Situado en un terreno de siete manzanas —con aproximadamente tres manzanas de construcción—, el zoológico es un punto de recreación familiar que resguarda más de 100 especies y alrededor de 300 ejemplares. Se ha consolidado como un modelo de cuidado responsable de la fauna silvestre en Nicaragua.
La educadora del zoológico, Marian Reyes, explicó que el trabajo que se realiza en este centro es integral y permanente, enfocado en tres ejes fundamentales: educación, conservación y mantenimiento. “Nuestro principal objetivo es educar a la población. Trabajamos con escuelas, universidades y escuelas técnicas; recibimos niños desde preescolar hasta universitarios, y también visitamos escuelas rurales para concientizar sobre el cuidado y la conservación de la fauna y la flora”, detalló durante un breve recorrido por el lugar.

Entre las especies que alberga el zoológico destacan los pumas, una de las poblaciones que más se ha logrado reproducir como parte de los programas de conservación. Además, las familias pueden conocer especies altamente llamativas como un chimpancé de más de 38 años, jaguares, leones, tigres, ocelotes, felinos pequeños, monos araña, monos carablanca, nutrias y una amplia diversidad de aves exóticas, entre ellas faisanes y emúes.
El recinto también desarrolla líneas productivas de aves, fortaleciendo su carácter educativo.
El trabajo en el Zoológico Thomas Belt es constante e incluye mejoras en infraestructura, mantenimiento, remodelaciones e innovación educativa, incorporando herramientas audiovisuales y el uso de redes sociales para acercar el conocimiento ambiental a la población.
“Siempre estamos trabajando, el esfuerzo es continuo en conservación, educación y mantenimiento”, subrayó Reyes.

Itzae, la puma albina
Uno de los mayores atractivos del zoológico Thomas Belt es el nacimiento hace casi tres años de una puma albina.
El alumbramiento de Itzae es un hecho extraordinario que ha marcado la historia del recinto y del turismo local.
"El nacimiento de una puma albina es algo impresionante, algo que no se ve todos los días. Fue una bendición para el zoológico”, afirmó la educadora.

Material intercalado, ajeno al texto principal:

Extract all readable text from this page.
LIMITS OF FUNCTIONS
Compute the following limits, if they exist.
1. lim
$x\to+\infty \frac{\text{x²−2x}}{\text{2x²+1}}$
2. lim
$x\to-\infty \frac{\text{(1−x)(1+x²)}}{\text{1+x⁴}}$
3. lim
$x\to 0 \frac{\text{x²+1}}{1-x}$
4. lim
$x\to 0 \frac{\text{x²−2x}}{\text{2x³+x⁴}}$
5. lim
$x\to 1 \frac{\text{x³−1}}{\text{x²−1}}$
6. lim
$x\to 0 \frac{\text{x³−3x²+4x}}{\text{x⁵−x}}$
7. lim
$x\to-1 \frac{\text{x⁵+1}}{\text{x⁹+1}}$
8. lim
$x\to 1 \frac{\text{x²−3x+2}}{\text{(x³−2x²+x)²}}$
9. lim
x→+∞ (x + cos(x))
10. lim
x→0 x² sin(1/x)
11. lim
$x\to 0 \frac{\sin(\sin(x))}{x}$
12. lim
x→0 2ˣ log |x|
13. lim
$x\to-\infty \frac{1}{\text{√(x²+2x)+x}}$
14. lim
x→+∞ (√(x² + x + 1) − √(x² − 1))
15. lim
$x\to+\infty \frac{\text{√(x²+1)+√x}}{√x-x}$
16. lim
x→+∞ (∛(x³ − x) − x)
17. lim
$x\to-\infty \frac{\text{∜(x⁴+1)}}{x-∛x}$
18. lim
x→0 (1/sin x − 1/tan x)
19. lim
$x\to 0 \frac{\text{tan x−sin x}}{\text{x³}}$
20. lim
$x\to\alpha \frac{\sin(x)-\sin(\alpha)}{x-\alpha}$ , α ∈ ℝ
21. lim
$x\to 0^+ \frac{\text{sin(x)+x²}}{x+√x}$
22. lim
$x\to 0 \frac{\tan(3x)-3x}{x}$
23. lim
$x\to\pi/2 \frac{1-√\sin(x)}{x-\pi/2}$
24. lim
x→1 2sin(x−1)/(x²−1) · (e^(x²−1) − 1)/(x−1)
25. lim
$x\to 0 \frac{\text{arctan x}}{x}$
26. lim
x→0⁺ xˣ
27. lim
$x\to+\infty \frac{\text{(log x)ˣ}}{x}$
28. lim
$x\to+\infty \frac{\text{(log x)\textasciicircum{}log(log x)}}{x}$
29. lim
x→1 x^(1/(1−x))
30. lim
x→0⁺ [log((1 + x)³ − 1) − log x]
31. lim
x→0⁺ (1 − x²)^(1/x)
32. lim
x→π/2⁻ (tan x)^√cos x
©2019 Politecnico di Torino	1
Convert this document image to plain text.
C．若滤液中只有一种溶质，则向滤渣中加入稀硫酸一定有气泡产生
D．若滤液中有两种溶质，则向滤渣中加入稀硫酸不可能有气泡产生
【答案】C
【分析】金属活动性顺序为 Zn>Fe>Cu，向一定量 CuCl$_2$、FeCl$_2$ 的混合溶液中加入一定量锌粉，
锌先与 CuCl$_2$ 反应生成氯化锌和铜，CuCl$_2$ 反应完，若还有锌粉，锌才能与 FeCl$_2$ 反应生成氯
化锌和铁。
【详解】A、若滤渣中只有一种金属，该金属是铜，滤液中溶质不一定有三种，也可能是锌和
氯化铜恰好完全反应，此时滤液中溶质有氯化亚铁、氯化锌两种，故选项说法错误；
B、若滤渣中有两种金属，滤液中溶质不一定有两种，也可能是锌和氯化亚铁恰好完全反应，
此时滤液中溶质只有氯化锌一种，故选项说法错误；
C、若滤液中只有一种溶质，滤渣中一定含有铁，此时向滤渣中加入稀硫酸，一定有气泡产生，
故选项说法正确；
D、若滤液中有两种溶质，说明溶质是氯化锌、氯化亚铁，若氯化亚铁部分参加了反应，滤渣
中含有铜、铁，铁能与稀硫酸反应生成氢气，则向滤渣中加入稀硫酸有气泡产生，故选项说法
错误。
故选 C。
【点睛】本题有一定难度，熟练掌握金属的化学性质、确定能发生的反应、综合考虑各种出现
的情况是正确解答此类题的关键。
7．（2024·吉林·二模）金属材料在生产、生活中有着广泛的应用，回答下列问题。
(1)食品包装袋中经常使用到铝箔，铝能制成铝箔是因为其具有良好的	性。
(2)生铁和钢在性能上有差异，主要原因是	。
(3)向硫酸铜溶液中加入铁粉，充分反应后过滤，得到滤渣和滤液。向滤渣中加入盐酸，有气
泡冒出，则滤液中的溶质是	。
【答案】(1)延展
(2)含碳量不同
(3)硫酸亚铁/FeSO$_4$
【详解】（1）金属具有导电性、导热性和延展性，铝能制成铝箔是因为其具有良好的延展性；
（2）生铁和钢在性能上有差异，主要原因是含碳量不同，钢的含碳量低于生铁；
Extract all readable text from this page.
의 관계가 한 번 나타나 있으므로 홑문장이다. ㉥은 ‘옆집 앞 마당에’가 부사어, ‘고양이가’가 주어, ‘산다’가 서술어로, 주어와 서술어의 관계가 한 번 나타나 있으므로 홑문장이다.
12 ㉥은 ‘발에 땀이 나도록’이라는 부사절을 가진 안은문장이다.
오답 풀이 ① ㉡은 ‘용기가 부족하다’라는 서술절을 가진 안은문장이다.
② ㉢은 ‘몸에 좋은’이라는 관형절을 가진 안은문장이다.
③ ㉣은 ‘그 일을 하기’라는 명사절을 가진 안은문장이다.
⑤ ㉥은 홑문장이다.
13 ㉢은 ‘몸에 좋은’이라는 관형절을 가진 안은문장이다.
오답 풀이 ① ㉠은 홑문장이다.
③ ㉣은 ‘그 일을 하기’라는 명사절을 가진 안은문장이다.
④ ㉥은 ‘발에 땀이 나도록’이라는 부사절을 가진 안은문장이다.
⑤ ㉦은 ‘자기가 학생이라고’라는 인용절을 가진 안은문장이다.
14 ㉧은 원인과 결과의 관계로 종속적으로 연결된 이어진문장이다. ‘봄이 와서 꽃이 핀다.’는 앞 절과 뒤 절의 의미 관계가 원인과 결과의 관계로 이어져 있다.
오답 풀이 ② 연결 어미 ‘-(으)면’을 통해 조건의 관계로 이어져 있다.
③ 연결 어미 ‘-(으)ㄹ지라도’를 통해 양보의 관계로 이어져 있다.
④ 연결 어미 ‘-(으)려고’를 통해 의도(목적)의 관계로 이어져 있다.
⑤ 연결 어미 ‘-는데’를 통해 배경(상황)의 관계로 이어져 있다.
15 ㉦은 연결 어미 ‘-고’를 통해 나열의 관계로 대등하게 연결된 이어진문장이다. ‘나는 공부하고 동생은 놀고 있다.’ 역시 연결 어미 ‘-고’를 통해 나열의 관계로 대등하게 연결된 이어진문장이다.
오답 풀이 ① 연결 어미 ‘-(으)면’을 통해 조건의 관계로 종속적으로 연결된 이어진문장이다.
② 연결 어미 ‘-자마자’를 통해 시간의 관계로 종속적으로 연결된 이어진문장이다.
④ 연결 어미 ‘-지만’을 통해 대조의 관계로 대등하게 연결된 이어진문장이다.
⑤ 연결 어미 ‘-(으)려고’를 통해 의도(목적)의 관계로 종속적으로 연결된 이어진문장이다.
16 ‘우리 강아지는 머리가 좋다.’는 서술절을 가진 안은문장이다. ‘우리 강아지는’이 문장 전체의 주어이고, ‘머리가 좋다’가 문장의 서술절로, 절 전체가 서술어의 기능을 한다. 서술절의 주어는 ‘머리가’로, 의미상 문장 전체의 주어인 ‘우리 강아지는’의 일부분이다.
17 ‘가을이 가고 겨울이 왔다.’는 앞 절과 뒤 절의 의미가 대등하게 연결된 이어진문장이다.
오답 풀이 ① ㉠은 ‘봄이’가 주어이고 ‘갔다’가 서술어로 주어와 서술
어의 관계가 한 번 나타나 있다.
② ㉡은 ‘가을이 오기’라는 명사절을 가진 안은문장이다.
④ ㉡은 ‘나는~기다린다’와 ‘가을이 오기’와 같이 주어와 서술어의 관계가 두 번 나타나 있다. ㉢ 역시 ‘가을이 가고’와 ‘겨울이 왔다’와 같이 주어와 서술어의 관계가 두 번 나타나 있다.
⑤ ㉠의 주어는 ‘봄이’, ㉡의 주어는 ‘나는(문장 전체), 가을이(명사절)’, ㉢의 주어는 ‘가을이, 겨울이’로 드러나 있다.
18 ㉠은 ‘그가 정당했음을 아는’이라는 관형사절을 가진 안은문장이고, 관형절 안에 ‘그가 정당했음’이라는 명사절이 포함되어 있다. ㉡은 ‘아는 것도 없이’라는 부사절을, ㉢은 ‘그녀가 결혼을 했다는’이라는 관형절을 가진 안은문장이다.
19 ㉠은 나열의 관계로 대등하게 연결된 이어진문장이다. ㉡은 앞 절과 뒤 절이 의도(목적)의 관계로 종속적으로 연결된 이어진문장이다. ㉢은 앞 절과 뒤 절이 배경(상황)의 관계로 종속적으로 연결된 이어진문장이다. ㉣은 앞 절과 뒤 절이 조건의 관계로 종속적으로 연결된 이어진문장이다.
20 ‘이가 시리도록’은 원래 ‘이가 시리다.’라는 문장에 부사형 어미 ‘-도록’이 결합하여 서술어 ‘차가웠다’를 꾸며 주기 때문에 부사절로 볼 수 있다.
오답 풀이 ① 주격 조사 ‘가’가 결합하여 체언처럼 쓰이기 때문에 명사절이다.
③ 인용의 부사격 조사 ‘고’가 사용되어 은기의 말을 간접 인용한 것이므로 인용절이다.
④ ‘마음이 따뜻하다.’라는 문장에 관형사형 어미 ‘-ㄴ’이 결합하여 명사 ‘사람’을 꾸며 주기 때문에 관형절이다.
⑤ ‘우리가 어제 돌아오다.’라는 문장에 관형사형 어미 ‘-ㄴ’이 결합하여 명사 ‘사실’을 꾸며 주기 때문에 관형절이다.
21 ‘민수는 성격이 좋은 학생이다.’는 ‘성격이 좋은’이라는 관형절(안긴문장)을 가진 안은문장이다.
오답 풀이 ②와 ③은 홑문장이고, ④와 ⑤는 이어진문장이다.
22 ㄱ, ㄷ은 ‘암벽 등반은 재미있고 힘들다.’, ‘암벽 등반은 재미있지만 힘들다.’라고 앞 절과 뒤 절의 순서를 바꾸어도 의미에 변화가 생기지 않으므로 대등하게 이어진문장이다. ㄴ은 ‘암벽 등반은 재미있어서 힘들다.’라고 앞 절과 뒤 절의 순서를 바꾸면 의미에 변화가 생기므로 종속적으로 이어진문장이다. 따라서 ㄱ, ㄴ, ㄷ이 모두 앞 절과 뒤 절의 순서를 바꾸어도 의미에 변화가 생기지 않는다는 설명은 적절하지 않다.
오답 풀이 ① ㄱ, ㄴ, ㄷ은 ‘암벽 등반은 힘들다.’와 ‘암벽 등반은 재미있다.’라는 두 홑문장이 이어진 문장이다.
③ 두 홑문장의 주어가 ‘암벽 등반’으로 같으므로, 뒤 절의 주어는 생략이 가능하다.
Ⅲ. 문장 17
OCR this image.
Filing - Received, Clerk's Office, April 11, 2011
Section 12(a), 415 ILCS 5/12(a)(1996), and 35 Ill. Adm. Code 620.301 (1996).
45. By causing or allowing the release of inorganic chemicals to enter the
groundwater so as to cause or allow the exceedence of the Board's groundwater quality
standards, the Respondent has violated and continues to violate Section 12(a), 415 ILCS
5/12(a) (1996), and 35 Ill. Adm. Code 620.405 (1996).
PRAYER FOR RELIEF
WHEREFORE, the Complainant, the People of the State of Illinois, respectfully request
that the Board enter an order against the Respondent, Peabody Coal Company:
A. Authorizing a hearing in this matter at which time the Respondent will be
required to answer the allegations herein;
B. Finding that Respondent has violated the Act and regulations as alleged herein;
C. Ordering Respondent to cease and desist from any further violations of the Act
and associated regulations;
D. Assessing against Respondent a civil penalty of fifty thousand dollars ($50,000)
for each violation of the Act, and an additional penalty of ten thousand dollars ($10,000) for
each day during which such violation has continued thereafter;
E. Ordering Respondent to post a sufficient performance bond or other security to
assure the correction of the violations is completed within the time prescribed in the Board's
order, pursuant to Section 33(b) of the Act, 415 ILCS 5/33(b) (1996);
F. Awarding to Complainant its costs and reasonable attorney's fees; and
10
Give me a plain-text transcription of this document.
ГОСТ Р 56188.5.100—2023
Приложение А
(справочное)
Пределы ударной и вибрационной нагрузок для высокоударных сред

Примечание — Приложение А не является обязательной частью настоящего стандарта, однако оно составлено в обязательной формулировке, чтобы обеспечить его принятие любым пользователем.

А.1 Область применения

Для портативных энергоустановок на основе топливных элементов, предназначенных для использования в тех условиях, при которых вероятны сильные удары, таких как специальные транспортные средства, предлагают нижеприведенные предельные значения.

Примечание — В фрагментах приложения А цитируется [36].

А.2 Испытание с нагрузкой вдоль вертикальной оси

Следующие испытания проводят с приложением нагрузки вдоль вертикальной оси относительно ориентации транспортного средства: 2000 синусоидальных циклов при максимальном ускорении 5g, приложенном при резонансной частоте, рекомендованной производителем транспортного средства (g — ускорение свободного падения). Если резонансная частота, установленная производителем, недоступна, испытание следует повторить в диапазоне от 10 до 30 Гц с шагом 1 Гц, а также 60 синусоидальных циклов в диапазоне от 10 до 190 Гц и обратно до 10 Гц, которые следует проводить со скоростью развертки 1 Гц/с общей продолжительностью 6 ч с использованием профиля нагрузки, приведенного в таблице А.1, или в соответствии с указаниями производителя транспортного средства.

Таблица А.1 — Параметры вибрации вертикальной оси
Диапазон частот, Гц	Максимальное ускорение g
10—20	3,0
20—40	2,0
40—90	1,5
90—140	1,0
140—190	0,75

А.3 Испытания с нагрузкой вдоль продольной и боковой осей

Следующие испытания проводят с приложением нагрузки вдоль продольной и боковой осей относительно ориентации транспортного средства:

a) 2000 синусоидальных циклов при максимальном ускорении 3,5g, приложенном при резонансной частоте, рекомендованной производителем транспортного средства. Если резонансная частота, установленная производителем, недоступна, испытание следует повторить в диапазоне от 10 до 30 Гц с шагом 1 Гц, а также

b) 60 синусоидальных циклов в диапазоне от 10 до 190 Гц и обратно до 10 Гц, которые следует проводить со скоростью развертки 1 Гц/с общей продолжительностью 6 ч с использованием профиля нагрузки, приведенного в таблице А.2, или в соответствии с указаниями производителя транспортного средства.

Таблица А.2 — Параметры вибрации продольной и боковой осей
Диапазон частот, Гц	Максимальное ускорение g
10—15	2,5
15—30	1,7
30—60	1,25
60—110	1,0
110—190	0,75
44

Este acontecimiento provocó un incremento notable en la afluencia de visitantes, llegando a registrarse más de mil visitas diarias durante el auge inicial, con personas provenientes de distintos departamentos del país interesadas en conocer al ejemplar. Aunque el interés se mantiene, la puma continúa siendo uno de los principales motivos de visita.
Debido a su condición de albinismo, el cuido del animal ha sido especial desde su nacimiento. En sus primeros meses permaneció resguardada para evaluar su adaptación, ya que requiere protección adicional del sol y un seguimiento clínico constante. Actualmente, la puma recibe chequeos veterinarios periódicos, alimentación balanceada a base de carne de pollo, suplementación vitamínica y desparasitación regular. “Gracias a Dios es un animal sano y muy bien cuidado”, destacó Reyes, quien además indicó que el ejemplar cumple años cada 20 de julio, fecha que se ha convertido en un acontecimiento especial para el zoológico y las familias visitantes.
La experiencia de quienes visitan el lugar respalda el impacto positivo del zoológico. Eydel Argüello, visitante por primera vez, expresó sus primeras impresiones.

“Está bien bonito, se ve bien protegido, hay bastantes árboles y el espacio es adecuado”. Por su parte, Estephany Vado resaltó lo que más le llamó la atención.
“Se ve limpio, seguro y hay especies que no son comunes; aquí tenemos la oportunidad de conocerlas”, afirmó.
El Zoológico Thomas Belt está abierto de lunes a domingo desde las 8:00 am hasta las 5:30 pm.